L es méandres de la nutrition, ça la connaît. Elle a tellement croqué dedans. Presque un miracle qu’elle ne se soit pas transformée en un portrait d’Arcimboldo, figeant un visage mi-homme, mi-dieu, à la tête composée de légumes et de fruits. Taty Lauwers tend un nectar de carottes, pommes et concombres en guise d’accueil. Le goût âpre du réveil d’hiver s’altère dans l’instant. La mixture veloutée sort du Jazz, un extracteur de jus sud-coréen. « Meilleur et plus volumineux qu’avec une centrifugeuse », dit-elle. Le goût est à la hauteur du jugement, alors, on acquiesce.
Depuis quelques années, à travers livres et conférences, Taty Lauwers imite son Jazz : elle extrait de la vulgate nutritionniste les zestes de bon sens et en expurge les penchants dogmatiques, en meilleure ennemie du « mange pas ci, mange pas ça ».
La bonne bouffe « ressourçante », justement, elle y est venue comme on va en guerre. Sans rien savoir. La peur au ventre, aussi, car il y avait bien combat. « Du plus loin que je me souvienne, je n’ai connu que maladies en cascade. » De l’otite à la crise de foie, le tout englué dans une angine récurrente. Taty, Nivelloise, 54 ans, déguste, fatigue chronique en prime. Elle clope comme pas deux et mène une vie comparable aux « baroudeurs urbains » à qui elle s’adresse dans ses livres : son univers culinaire s’arrête alors au micro-onde. Puis vient le coup de bambou, sous forme de cancer, à 39 ans, pile dans le côlon. La suite est connue : opérations, chimio, le regard du toubib dans lequel on compte le temps qui reste.

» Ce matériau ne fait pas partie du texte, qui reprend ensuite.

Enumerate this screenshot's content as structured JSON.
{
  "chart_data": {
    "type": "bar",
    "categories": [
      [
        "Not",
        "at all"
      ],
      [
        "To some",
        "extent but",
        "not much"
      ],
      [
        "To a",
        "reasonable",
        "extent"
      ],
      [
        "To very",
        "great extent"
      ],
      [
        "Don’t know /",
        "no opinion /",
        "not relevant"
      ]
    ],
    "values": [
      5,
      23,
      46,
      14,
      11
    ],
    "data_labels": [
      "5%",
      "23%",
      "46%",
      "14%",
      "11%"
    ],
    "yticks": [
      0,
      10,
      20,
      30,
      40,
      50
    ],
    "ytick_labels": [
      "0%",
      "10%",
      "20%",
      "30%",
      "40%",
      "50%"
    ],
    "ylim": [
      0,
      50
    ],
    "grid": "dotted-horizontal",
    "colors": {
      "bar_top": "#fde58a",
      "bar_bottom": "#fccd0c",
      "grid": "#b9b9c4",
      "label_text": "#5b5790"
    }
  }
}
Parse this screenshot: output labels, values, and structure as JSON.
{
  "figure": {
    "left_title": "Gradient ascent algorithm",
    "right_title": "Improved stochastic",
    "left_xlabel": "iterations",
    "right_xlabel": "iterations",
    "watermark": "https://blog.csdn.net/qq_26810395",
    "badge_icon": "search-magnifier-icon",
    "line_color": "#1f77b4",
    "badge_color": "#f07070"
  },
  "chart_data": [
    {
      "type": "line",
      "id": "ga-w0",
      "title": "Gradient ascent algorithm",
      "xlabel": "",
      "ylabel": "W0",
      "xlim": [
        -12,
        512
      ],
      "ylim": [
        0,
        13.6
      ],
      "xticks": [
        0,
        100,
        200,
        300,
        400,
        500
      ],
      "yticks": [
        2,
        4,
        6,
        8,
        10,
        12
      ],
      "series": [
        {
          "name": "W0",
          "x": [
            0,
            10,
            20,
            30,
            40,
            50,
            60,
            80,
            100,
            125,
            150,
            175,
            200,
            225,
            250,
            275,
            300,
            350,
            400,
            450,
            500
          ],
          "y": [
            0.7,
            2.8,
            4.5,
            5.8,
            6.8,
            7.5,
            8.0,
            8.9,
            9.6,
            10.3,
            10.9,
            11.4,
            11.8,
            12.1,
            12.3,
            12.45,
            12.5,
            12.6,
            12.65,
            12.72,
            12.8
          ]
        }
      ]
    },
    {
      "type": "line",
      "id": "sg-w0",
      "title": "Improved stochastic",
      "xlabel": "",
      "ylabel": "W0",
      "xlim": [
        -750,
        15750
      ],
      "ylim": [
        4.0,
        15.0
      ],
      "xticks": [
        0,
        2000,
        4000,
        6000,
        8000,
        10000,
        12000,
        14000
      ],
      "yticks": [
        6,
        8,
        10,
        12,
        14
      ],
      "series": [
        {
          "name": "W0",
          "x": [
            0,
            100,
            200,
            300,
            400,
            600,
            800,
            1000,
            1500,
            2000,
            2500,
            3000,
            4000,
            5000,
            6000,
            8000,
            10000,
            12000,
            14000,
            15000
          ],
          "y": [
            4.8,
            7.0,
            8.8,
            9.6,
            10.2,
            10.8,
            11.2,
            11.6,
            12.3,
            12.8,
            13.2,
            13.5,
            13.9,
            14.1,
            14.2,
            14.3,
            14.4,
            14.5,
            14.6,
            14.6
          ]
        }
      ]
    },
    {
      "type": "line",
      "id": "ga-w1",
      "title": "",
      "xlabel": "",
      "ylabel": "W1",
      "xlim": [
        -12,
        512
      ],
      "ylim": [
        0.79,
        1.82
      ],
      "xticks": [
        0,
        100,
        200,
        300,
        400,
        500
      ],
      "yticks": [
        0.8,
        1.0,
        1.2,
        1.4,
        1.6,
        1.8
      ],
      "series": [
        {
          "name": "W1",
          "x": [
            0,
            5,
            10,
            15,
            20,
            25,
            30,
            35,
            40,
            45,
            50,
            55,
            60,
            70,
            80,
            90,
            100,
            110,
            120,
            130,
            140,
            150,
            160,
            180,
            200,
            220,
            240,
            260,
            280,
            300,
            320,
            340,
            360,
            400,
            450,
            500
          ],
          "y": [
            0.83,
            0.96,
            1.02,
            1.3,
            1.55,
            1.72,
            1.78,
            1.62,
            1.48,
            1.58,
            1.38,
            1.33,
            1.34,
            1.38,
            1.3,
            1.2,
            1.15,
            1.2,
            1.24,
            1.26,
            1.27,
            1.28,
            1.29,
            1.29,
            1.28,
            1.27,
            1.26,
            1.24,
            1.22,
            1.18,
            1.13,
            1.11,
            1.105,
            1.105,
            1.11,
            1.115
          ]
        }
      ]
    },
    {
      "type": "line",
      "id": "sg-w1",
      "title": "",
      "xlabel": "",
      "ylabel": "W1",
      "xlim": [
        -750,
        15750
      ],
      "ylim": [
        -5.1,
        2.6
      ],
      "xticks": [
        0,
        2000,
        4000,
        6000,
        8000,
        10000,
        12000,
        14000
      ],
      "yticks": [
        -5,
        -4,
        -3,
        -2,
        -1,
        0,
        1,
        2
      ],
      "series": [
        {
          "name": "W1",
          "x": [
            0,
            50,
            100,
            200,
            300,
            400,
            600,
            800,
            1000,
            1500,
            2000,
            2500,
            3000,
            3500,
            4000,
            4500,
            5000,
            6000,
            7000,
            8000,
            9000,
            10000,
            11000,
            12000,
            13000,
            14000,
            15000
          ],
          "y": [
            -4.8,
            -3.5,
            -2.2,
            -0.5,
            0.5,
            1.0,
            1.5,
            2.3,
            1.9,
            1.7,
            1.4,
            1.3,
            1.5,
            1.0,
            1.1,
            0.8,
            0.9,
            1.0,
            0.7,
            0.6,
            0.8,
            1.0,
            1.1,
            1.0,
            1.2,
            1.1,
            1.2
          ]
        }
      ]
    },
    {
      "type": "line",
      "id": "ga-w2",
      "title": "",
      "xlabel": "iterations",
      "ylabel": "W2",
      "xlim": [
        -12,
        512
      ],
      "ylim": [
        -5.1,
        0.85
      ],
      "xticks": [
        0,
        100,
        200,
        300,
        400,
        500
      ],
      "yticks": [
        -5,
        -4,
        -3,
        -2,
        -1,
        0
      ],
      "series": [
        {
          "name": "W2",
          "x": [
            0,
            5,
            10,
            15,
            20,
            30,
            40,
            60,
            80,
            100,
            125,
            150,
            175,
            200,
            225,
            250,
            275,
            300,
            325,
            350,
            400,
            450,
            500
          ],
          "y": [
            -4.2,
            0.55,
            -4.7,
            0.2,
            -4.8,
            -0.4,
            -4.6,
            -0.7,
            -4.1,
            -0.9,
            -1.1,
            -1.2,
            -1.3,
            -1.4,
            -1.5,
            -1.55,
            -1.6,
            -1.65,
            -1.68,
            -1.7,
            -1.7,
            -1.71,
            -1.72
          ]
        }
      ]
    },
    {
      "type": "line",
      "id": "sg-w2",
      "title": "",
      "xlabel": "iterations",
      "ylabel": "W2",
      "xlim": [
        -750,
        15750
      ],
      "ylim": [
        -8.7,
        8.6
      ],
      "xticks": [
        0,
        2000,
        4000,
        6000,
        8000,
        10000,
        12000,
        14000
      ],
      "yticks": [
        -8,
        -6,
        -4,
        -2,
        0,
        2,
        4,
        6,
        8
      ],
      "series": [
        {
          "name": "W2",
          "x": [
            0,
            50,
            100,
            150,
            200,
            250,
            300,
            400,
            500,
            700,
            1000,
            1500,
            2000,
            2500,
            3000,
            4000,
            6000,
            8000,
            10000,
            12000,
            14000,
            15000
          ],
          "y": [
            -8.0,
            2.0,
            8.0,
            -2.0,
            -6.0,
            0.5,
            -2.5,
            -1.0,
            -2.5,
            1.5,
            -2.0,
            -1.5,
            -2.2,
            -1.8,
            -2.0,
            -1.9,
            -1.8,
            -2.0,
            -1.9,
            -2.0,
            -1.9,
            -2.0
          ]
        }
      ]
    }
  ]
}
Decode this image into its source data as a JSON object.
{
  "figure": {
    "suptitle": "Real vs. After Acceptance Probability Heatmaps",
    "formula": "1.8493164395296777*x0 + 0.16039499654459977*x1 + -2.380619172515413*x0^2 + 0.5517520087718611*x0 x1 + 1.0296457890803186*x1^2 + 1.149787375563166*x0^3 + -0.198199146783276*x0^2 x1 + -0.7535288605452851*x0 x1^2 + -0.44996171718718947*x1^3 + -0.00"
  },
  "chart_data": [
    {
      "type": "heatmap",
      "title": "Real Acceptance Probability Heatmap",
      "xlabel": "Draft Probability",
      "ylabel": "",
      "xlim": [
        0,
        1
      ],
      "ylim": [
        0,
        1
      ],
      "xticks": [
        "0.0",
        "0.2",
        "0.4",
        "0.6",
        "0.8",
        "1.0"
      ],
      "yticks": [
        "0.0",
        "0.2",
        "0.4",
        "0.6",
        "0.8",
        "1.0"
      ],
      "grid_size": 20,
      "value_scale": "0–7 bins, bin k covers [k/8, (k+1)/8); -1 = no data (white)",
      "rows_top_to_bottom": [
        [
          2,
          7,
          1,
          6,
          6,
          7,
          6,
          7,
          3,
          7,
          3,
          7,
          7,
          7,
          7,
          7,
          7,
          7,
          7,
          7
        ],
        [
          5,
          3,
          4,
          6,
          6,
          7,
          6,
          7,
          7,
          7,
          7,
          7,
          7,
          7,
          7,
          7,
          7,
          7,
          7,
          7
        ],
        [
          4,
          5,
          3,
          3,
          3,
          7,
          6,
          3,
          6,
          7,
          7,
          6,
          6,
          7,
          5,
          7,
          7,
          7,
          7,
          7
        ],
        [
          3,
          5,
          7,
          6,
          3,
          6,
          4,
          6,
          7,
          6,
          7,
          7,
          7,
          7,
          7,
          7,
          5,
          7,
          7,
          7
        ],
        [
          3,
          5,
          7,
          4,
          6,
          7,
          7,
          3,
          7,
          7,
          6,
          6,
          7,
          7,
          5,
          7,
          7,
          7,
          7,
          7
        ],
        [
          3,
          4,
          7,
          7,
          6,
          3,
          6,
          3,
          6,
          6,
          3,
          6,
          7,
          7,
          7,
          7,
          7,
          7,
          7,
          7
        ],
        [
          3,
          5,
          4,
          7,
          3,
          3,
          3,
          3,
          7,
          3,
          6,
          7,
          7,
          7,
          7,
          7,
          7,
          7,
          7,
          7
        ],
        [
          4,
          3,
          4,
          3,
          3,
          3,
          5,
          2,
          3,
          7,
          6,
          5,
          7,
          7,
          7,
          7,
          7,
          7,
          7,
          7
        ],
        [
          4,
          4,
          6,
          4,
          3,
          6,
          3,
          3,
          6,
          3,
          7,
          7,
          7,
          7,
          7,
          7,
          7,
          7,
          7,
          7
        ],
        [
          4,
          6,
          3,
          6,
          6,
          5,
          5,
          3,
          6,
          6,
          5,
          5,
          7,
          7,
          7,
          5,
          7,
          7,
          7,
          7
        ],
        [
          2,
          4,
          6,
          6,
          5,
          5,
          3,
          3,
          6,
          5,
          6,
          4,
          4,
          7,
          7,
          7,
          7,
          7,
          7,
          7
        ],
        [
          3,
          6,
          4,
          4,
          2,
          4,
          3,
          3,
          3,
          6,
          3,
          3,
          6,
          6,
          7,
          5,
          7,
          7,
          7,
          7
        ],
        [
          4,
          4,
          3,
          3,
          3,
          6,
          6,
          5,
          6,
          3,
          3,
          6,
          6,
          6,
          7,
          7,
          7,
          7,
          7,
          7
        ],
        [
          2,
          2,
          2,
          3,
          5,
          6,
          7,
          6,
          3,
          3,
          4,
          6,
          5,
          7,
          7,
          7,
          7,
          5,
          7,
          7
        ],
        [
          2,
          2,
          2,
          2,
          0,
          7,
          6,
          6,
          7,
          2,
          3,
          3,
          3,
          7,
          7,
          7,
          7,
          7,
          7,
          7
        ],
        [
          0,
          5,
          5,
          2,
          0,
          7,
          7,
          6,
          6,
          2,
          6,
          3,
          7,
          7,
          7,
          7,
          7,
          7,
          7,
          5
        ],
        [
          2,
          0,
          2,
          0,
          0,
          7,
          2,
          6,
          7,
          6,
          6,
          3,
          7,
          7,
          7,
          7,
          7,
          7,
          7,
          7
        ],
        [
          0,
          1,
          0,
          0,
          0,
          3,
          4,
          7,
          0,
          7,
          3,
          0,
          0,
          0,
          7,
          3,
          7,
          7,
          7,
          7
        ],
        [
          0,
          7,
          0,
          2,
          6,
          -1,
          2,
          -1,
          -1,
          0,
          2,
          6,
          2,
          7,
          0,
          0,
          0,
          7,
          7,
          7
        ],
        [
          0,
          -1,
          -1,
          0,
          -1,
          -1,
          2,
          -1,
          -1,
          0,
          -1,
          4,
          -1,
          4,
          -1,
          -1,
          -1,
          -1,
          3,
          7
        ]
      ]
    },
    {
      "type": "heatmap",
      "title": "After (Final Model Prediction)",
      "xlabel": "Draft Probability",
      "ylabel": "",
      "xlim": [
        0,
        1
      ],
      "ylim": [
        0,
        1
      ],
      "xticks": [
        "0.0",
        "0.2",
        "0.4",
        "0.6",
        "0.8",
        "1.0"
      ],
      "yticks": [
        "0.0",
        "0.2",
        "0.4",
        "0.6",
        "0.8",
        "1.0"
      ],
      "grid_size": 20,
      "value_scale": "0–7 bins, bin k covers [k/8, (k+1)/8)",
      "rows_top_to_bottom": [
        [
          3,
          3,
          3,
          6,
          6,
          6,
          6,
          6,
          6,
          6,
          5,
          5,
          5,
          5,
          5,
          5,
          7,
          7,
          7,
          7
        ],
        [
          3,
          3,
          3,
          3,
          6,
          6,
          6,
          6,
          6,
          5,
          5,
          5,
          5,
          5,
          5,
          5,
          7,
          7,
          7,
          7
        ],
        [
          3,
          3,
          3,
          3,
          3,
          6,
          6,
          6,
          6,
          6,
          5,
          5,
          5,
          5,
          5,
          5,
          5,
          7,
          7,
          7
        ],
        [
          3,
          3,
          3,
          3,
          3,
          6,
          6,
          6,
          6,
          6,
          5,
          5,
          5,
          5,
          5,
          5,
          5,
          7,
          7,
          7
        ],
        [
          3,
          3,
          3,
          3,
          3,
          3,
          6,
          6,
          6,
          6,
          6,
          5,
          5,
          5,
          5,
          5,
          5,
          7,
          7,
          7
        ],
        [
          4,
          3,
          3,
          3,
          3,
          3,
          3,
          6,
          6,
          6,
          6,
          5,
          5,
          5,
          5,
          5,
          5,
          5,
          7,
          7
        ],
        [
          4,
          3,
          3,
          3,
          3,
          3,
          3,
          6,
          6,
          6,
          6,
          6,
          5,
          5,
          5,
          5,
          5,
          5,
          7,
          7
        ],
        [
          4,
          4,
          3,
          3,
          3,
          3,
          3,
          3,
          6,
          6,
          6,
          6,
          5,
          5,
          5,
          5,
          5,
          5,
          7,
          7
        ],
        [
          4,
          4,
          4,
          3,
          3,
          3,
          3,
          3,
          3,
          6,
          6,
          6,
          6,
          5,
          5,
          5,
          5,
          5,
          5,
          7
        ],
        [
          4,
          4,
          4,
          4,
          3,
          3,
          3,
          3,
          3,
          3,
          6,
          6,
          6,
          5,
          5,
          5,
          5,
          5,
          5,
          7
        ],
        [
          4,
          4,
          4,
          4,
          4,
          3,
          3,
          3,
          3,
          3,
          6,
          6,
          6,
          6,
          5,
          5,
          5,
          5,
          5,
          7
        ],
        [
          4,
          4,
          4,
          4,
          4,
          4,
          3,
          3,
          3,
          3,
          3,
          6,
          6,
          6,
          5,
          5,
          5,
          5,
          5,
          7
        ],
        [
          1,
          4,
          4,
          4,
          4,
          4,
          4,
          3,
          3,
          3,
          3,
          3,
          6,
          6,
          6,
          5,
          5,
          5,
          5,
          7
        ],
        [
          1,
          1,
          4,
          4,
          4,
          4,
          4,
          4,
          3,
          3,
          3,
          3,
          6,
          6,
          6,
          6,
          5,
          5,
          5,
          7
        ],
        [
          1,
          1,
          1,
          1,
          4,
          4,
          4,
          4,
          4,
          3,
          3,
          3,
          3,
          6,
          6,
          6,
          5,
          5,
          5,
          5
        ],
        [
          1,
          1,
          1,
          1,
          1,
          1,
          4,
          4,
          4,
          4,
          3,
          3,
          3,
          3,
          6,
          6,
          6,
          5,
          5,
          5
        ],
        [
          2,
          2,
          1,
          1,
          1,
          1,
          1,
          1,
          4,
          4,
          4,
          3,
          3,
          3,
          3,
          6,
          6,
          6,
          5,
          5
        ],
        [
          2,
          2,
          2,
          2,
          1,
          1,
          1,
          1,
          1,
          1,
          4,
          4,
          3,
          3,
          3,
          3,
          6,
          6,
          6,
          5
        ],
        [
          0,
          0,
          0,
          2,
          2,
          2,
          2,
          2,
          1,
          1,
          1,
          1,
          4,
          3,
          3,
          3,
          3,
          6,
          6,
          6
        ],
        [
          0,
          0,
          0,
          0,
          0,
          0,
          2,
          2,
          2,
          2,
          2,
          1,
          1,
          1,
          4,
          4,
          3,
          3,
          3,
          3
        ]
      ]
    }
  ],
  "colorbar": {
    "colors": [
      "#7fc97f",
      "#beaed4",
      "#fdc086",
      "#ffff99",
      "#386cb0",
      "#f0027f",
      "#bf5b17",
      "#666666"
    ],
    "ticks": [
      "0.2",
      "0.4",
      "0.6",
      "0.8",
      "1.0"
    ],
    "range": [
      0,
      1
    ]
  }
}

Taty chamboule son régime alimentaire et tâte de toutes les diètes, de la méthode Kousmine (du nom d’une doctoresse russe qui fait la part belle aux légumes frais et dit adieu à la margarine industrielle) jusqu’à un crudivorisme acharné. En 1999, une autre invasion barbare s’annonce sous la forme d’une variante de la maladie de Crohn. Elle constate que ces voies diététiques ne suffisent pas. Elle décide d’écouter sa « nature propre » qui réclame de l’osso bucco et du pinot à petites doses. L’agonie tourne à la renaissance. « J’étais comme Lazare sortant de son tombeau. » Un Lazare débarrassé de la doxa diététique, soigné à la graisse originelle et à la réduction des féculents. Vient alors le désir de communiquer sa réforme alimentaire. Elle se lance dans l’écriture de topos et recettes. Les injonctions moralisatrices, les restrictions quantitatives et l’idée de régime en sont proscrits. « Un régime est fait pour être enfreint alors qu’un mode alimentaire est tenable sur la durée, n’exclut aucun aliment mais en dose les proportions et en optimalise la quantité », écrit-elle dans Nourritures vraies.
Elle lutte contre les idées reçues. Les graisses : ennemi capital ? Elles seraient bien plus bénéfiques que ce que le « matraquage publicitaire » nous fait avaler. A condition qu’elles soient naturelles, car elles nourrissent le cerveau et empêchent le grignotage obsessionnel.
« Je ne cherche pas à convaincre à tout prix, ni ne revendique une grande autorité. Pas question de me “gouroufier”. » Ses livres sont plutôt une invitation à (re)découvrir les vrais aliments issus du terroir, à se méfier des « mentions sur les étiquettes qui ressemblent à des noms d’autoroutes » et à s’initier à l’écoute de son corps.
Elle reproche aussi à certains nutritionnistes leur monomanie : « On pourrait vous dire qu’il faut manger tout rose et tout mou, ou juste manger des légumes, et ça tombe de nulle part. La diététique doit être repositionnée dans son contexte, à la fois culturel et historique. »
Picorant aux quatre coins de la planète, des théories chinoises à l’ayurvéda indien via le « bon sens de nos aïeux », Taty désire chasser les « fantômes » que nous mangeons, ce qu’elle appelle du carton qui nous « fait finir en camelote ». En point de mire, dans ses textes, « tous les produits qui nous sont présentés comme des aliments par la seule puissance hypnotique des merveilleuses publicités, images qui ne leurrent que notre cerveau, pas nos cellules ».
Taty Lauwers, malade professionnelle reconvertie en rescapée, a la dent dure contre « Monsieur Grande Surface ». Mais si la pêche, la banane, la grande forme devaient trouver une incarnation, ce serait peut-être elle.